NumPy Stack Join NumPy Arrays Along Different Axes Cover Image

In this tutorial, you’ll learn how to use the NumPy stack() function to join NumPy arrays along various axes. NumPy is an essential Python library for anyone working with data in Python. The NumPy stack() function allows you to combine NumPy arrays in different ways, along NumPy axes.

By the end of this tutorial, you’ll have learned:

  • How the NumPy stack() function works
  • How to stack NumPy arrays row-wise
  • How to stack NumPy arrays column-wise

Understanding the NumPy stack Function

Before diving into how to use the NumPy stack() function, you’ll learn about the different parameters the function has to offer. We’ll take a look at what the function looks like and how to use the different parameters to customize the behavior of the function.

# Understanding the np.stack() Function
np.stack(
   arrays=,
   axis=0,
   out=None
)

From the code block above, we can see that the function takes three parameters – only one of which is required. Let’s explore these parameters in a bit more detail:

  • arrays= accepts a sequence of array-like structures that are all of the same size
  • axis=0 accepts an optional integer. 0 indicates the first axis, while -1 indicates the last dimension
  • out=None provides the destination to place the resulting array, where the shape must match

Now that you have an understanding of how the function works, let’s take a look at some examples of how to use the function.

Stacking Arrays Row-Wise in NumPy

In this section, you’ll learn how to stack NumPy arrays row-wise. This means that you’re essentially concatenating arrays, array by array. By this, we stack our arrays along the 0th axis, which is the default parameter of the np.stack() function.
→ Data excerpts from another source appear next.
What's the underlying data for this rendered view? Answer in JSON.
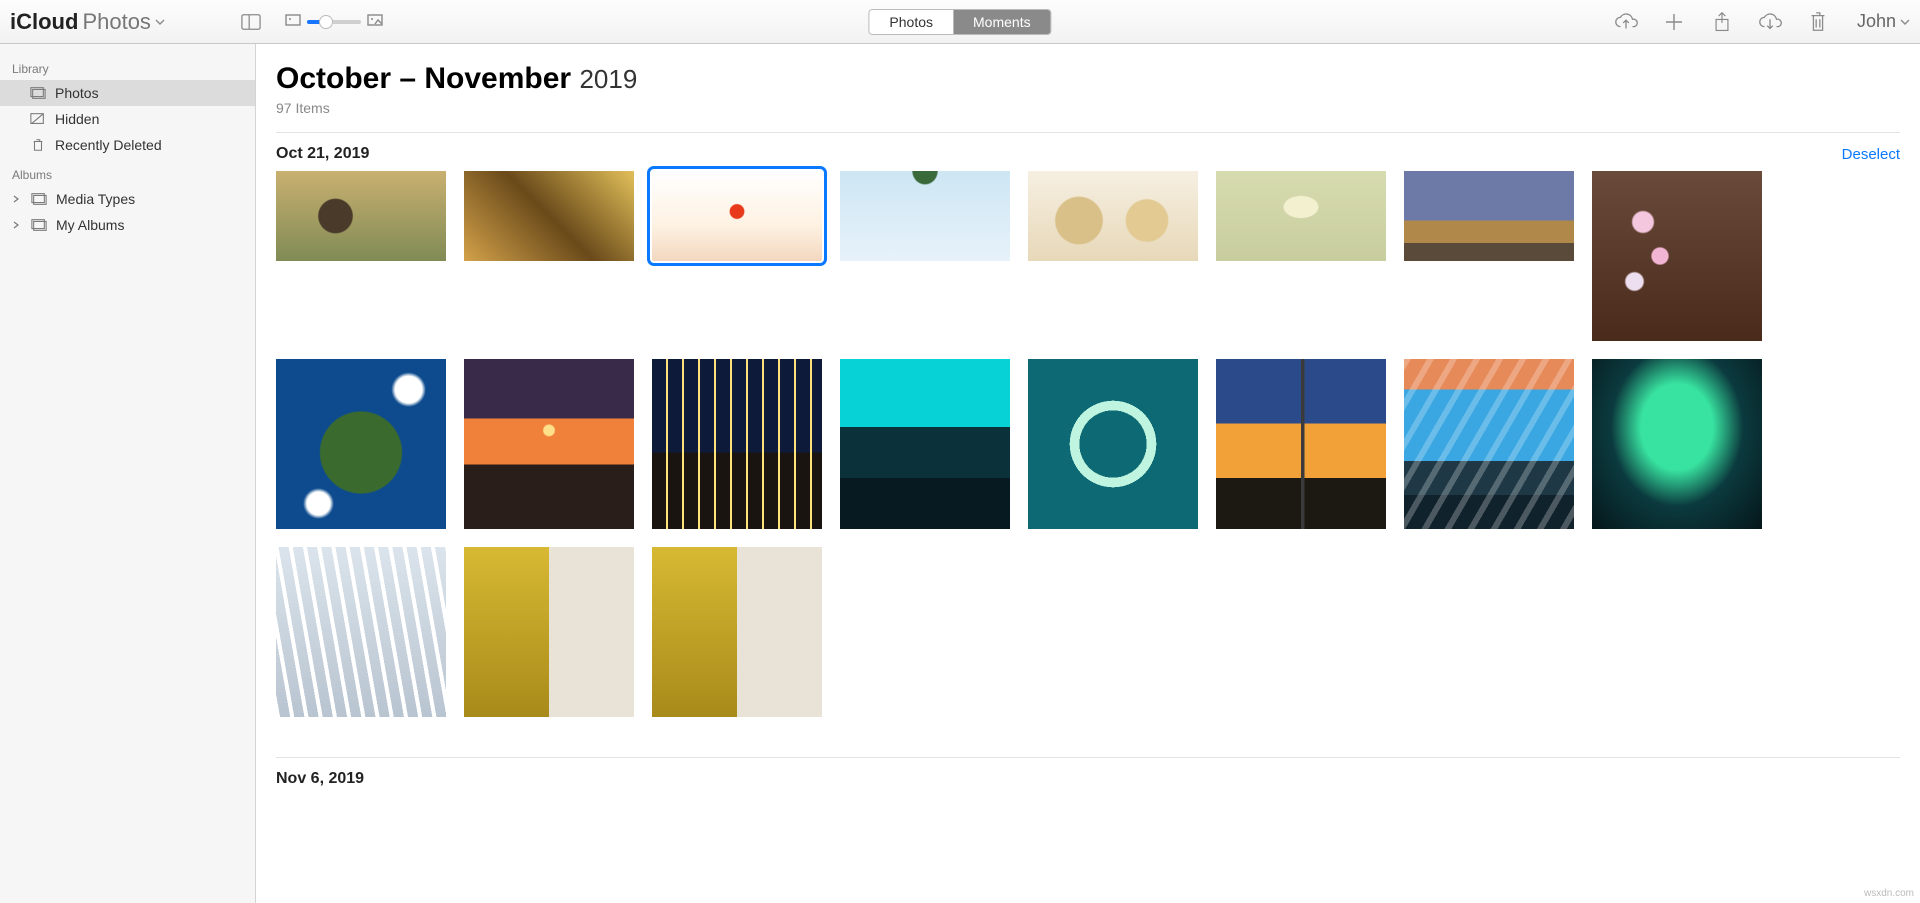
{
  "brand": {
    "name1": "iCloud",
    "name2": "Photos"
  },
  "segments": {
    "photos": "Photos",
    "moments": "Moments",
    "active": "moments"
  },
  "user": {
    "name": "John"
  },
  "sidebar": {
    "headings": {
      "library": "Library",
      "albums": "Albums"
    },
    "library": [
      {
        "label": "Photos",
        "active": true
      },
      {
        "label": "Hidden"
      },
      {
        "label": "Recently Deleted"
      }
    ],
    "albums": [
      {
        "label": "Media Types"
      },
      {
        "label": "My Albums"
      }
    ]
  },
  "title": {
    "range": "October – November",
    "year": "2019"
  },
  "subtitle": "97 Items",
  "sections": [
    {
      "date": "Oct 21, 2019",
      "action": "Deselect"
    },
    {
      "date": "Nov 6, 2019"
    }
  ],
  "attribution": "wsxdn.com"
}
Let’s see what this looks like by looking at an example:

# Stacking NumPy Arrays Row-Wise
import numpy as np

arr1 = np.array([1, 2, 3])
arr2 = np.array([4, 5, 6])

stacked = np.stack(arrays=[arr1, arr2])
print(stacked)

# Returns:
# [[1 2 3]
#  [4 5 6]]

Let’s break down what our code above is doing:

  1. We created two arrays, arr1 and arr2 which contained the numbers 1-3 and 4-6 respectively
  2. We then created a new arr, stacked, which was the result of using the np.stack() function for the two arrays

By default, NumPy stacks the two arrays on the 0th axis. In this case, this means that we’re joining the two arrays in a row-wise manner. In the following section, you’ll learn how to modify the behavior of this and learn how to stack arrays along different axes.
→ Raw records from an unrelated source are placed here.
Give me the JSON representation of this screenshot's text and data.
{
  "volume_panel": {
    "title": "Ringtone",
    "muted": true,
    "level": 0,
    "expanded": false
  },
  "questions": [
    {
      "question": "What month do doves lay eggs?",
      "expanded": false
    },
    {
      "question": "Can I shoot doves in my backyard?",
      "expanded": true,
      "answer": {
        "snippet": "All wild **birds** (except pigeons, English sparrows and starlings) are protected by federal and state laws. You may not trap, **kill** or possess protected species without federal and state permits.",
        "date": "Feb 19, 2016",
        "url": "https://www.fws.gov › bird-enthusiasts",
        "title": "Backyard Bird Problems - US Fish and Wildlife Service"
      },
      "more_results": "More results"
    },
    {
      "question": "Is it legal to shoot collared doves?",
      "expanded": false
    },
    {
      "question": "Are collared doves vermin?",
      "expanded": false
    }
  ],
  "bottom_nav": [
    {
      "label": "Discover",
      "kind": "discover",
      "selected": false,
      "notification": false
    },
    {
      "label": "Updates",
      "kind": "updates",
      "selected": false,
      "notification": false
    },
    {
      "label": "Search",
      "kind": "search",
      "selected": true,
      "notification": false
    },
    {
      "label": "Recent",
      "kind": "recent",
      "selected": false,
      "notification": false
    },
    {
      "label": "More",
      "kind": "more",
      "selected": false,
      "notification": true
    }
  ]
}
Stacking Arrays Column-Wise in NumPy

In this section, you’ll learn how to stack arrays along different axes. We can think of this as stacking the arrays column-wise. This is better explained with an example. Let’s look at stacking our two arrays along the 1st axis:

# Stacking Arrays Column-Wise with np.stack()
import numpy as np

arr1 = np.array([1, 2, 3])
arr2 = np.array([4, 5, 6])

stacked = np.stack(arrays=[arr1, arr2], axis=1)

print(stacked)

# Returns:
# [[1 4]
#  [2 5]
#  [3 6]]

We can see that the arrays are stacked by each element, with resulting arrays containing the values from each “column” of the original arrays.

One of the great features of the np.stack() function that we can use is to stack the values along the last axis by passing in -1. In this case, our last axis is 1, but to be safe we can simply pass in -1. Let’s see what this looks like in practice:

# Stacking Arrays Along the Last Axis
import numpy as np

arr1 = np.array([1, 2, 3])
arr2 = np.array([4, 5, 6])

stacked = np.stack(arrays=[arr1, arr2], axis=-1)

print(stacked)

# Returns:
# [[1 4]
#  [2 5]
#  [3 6]]

In this case, this returns the same array. This allows us to execute our code more safely by ensuring that we use an axis that actually exists!

Conclusion

In this tutorial, you learned how to use the NumPy stack function, which allows you to join arrays along different axes. First, you learned how the syntax of the function works. Then, you learned how to use the function to join arrays along different axes. Finally, you learned how to safely join arrays by using the negative indexing, -1.